How do I feel? How do I feel? How do I feel? I feel like you should give me some more of that magical sleep medicine so I can dream off this excruciating pain drilling through my face, that’s how I feel, Mr. All in White Medical Dude.

And it was Wednesday that I last felt this way (so, no, FYI, sinus surgeries don’t seem to do much good long term wise), and I had a class to finish and an evening plane from Denver to Salt Lake City to catch. So, I flopped out of bed and, little by little, did what I needed to do. Did my best and forgot the rest (my father is a fan of P90X and likes to drill that little mantra into my head during borderline panic attacks). I gave that exam everything I had, zipped up my bag, and–sorry fellow passengers of Flight 0282–trekked onto that airplane equipped with tissues and numbing ear drops.
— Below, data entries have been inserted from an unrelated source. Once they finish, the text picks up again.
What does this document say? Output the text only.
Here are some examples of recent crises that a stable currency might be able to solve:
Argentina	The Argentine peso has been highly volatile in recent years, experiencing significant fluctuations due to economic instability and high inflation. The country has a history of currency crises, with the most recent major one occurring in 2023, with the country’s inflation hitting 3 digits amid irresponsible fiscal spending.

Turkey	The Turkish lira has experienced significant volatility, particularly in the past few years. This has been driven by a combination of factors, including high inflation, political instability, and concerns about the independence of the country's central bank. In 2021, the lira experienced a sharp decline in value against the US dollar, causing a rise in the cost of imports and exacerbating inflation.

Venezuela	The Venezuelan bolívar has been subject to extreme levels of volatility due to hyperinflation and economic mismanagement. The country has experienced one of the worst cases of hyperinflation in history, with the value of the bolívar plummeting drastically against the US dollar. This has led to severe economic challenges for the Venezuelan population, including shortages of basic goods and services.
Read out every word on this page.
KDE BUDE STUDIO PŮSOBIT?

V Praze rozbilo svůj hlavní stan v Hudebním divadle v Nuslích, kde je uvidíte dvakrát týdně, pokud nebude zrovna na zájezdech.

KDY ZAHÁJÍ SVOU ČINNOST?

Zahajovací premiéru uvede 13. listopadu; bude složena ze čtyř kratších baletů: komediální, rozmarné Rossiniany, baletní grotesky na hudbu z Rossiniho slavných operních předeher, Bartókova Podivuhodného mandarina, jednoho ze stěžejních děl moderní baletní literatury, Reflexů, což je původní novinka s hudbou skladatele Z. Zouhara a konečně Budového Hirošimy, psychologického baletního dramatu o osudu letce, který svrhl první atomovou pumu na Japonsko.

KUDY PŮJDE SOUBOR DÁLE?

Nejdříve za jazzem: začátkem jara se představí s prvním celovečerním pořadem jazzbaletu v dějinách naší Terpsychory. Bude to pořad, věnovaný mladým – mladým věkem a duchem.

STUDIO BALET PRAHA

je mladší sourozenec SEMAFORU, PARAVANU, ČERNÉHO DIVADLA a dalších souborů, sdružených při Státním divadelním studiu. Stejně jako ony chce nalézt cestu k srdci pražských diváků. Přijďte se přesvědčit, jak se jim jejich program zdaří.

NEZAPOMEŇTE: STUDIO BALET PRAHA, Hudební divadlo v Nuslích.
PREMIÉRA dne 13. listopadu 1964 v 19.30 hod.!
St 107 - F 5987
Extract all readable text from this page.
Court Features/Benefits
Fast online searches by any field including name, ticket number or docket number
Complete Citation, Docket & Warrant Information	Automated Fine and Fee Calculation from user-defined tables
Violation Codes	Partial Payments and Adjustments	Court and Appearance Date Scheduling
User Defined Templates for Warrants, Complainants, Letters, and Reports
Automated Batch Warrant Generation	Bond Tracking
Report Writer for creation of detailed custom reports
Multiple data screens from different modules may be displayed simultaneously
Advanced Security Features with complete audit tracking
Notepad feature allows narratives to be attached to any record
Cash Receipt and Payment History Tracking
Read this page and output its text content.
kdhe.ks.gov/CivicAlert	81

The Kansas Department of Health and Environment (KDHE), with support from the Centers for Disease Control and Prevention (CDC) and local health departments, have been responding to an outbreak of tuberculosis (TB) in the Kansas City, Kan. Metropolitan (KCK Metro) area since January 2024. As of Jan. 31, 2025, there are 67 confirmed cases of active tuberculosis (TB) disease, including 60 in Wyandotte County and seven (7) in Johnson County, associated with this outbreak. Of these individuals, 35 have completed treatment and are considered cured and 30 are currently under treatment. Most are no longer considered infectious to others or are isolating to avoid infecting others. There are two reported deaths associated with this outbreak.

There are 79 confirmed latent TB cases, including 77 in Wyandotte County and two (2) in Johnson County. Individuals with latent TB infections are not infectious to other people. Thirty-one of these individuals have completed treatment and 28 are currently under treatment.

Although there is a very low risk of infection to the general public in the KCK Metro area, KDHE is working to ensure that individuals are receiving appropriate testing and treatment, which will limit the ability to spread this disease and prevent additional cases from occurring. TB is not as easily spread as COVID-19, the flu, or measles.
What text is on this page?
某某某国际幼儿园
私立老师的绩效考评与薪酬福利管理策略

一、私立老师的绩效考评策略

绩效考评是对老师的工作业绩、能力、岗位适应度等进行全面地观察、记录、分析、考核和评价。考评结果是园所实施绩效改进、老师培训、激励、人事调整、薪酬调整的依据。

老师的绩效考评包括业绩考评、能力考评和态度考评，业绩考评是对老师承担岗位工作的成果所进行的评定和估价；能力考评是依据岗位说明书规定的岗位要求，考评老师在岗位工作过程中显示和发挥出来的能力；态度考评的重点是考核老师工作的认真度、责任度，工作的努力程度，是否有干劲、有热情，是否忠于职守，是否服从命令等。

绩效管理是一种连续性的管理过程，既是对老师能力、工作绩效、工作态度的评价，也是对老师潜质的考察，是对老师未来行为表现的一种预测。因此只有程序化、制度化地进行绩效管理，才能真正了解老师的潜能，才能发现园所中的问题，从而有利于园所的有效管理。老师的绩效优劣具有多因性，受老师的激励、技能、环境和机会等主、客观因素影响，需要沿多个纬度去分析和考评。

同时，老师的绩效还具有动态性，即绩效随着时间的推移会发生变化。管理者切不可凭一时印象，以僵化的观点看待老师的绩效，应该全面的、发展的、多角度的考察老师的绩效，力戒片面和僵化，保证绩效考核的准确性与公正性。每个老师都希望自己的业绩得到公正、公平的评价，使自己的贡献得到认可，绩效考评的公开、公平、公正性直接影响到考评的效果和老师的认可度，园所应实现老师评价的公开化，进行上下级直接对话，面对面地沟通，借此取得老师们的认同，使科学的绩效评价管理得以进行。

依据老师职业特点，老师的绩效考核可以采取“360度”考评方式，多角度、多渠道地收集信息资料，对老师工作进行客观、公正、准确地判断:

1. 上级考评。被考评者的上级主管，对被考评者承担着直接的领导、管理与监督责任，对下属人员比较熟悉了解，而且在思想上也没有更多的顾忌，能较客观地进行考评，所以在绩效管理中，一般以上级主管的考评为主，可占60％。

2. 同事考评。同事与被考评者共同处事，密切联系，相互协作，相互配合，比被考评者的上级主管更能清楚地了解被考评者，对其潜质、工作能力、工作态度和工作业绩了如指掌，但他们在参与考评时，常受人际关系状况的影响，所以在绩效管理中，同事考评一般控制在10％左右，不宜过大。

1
So, Block 5 is behind me, completed with a somewhat painful limp of a bang. And now, for the first time since last Sunday, I’m drinking a mug of coffee. Enjoying my coffee in Park City with my family. I slept and soaked in baths and was a frightful mess the last few days, but slowly I’m regaining strength. And isn’t that the point of Block Breaks? Have a blast, relax, catch up, and prepare for the next race? Hinduism begins Monday, and though I’m still admittedly weak and shaky, it’d be a lie to say I’m not pumped. It’s like a whole new way of life awaits. And, honestly, though the First Day of the Block Feeling spins in eight times a year (or twelve, if you’re like me and take advantage of Summer Session and Half Block), such glee never gets old.

Half Blockin’

Off the cuff:

Winter break was good. Really good. I needed that. I did a lot of…sitting. Yes, yes, quite a bit of sitting. But lest the sedentary lifestyle infect me for good, I jetted back to Colorado where the people are active and the air is thin. And now, I suppose, I am a second semester senior. Yikes. The yikes comes from the anxiety of uncertainty about what I’ll be doing next year, not so much from the idea of graduating. Because as much as past seniors would get angry about that “g” word and scowl at any question of post-graduate plans, I think that when the time finally comes I will be ready for it. CC has prepared me well in general, and I think the block plan specifically is great prep-work for being thrown rather forcefully into a new subject matter/activity schedule and having to go with it and excel in it. (The flaw in that argument, of course, is that any job I have will–hopefully–last much longer than three and a half weeks. But anyway…I’m good at working under pressure after these four years.)

Now it is half block, and I am not taking a class but should theoretically be reading literature related to my thesis. Finally, the culmination of all my sociology classes. My own scholarly creation. It’s very exciting. For now it’s mainly just ambiguous anticipation, but it’s a nice positive feeling of hope for all that it could be.

This post was off the cuff because clearly I’m not in a block right now, so a block blog doesn’t make much sense. But I still needed to turn in a timesheet, so I decided to use 15 minutes to create this post for your reading pleasure. Post-block, but hopefully still intriguing. Happy half block!